Yazar bir yandan anlatı, ayrıştırma, bağlam, başat, benzeştirme, bireysel, bireyselleşme, canlandırmacılık, deneyimsel, dizge, dolayım, imgelem, kavramsallaştırma, köken, kökensel, kuramsal, mekansal, öğreti, savlanmak, sorunsallaştırma, söylem, söylemsel, sözel dizge, tikel, türdeşlik, yapısal, yapıt, yazımsal, zihinselleştirme gibi "Öztürkçe" kelîmeler kullanırken, diğer taraftan aynı metin içinde bolca -pek çoğunun Türkçe karşılığı bulunan- diyagonal, dramatik, dramatizasyon, ekol, estetik, figür, figüratif, galeri, historiyografik, hol, ideal, ideoloji, kariyer, klasik, kolektif, konfor, kozmopolit, mekanizma, modernlik, morfoloji, ofis, optik, organizasyon, paradigma, pasaj, plan, planimetrik, podyum, pozisyon, pratik, program, programatik, proje, radikal, rasyonalizasyon, rasyonel, ritüel, romantizm, sembolik, sentetik, simetri, teolojik, tipolojik, trajik gibi "yabancı" kökten gelen kelîmeleri kullanmış olması tümdengelimci bir siyasal tercihin yansıması olarak sırıtmaktadır.

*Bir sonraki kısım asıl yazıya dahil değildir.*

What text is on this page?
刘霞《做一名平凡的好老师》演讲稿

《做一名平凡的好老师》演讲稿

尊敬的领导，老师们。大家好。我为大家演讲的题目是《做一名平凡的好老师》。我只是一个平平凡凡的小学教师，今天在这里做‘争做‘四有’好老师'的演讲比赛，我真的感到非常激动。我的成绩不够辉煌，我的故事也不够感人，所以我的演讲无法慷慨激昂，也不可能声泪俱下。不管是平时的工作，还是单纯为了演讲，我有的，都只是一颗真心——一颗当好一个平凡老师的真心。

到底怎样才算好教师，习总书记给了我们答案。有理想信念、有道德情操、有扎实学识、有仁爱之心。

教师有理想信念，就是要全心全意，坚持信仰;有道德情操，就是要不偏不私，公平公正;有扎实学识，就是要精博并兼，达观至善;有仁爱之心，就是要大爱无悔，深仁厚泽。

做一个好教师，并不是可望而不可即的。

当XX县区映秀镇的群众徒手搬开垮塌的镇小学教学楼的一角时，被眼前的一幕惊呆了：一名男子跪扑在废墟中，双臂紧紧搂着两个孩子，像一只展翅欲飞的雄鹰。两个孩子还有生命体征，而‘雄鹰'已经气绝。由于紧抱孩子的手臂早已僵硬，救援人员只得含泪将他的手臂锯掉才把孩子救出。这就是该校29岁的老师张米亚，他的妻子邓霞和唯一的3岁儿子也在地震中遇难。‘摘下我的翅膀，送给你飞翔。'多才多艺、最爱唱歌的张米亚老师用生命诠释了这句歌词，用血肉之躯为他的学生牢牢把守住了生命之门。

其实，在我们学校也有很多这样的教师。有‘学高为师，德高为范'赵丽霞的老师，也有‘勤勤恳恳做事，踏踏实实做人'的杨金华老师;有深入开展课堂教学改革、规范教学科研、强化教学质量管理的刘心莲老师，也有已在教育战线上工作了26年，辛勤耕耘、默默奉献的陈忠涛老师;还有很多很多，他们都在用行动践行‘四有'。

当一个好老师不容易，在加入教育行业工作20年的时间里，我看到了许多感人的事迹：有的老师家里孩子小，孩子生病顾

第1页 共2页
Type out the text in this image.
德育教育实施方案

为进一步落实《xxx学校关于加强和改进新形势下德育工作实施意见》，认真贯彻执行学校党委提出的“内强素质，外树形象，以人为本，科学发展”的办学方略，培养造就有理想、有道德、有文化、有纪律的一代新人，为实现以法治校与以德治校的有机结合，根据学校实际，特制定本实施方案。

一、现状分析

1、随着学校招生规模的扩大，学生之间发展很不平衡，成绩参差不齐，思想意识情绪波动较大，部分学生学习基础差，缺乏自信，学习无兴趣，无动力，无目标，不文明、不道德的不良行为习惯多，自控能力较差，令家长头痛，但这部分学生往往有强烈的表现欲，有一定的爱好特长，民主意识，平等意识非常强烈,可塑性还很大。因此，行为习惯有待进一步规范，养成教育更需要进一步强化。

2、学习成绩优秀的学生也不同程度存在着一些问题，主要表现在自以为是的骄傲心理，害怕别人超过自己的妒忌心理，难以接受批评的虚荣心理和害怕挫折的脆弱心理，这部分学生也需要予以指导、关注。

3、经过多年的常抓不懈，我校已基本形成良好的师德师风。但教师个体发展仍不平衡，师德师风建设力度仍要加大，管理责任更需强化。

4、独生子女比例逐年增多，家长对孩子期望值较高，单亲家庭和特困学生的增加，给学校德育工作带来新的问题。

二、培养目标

Şüphesiz akademik bir yazı sohbet üslûbundan ya da gazete haberi üslûbundan daha farklı, daha ciddi ve ilgili akademik alanın jargonlarına yer verilerek yazılmalıdır; ancak türü ne olursa olsun her yazılı "anlatı"nın -derinlemesine olmasa bile sathî de olsa- okuyucu tarafından anlaşılabilme amacına mâtuf olduğu, olması gerektiği açıktır. Bu açıdan olaya bakıldığında, akademik metinlerin zaman zaman anlaşılabilirlikten uzak yazılmasının altında yatan etkenlerin araştırılmasının Türk Akademyası için faydalı olacağı âşikardır.

Bu blogdaki popüler yayınlar

Mardin

Bozyazı - Mersin

Ankara'da "Hanlar Bölgesi"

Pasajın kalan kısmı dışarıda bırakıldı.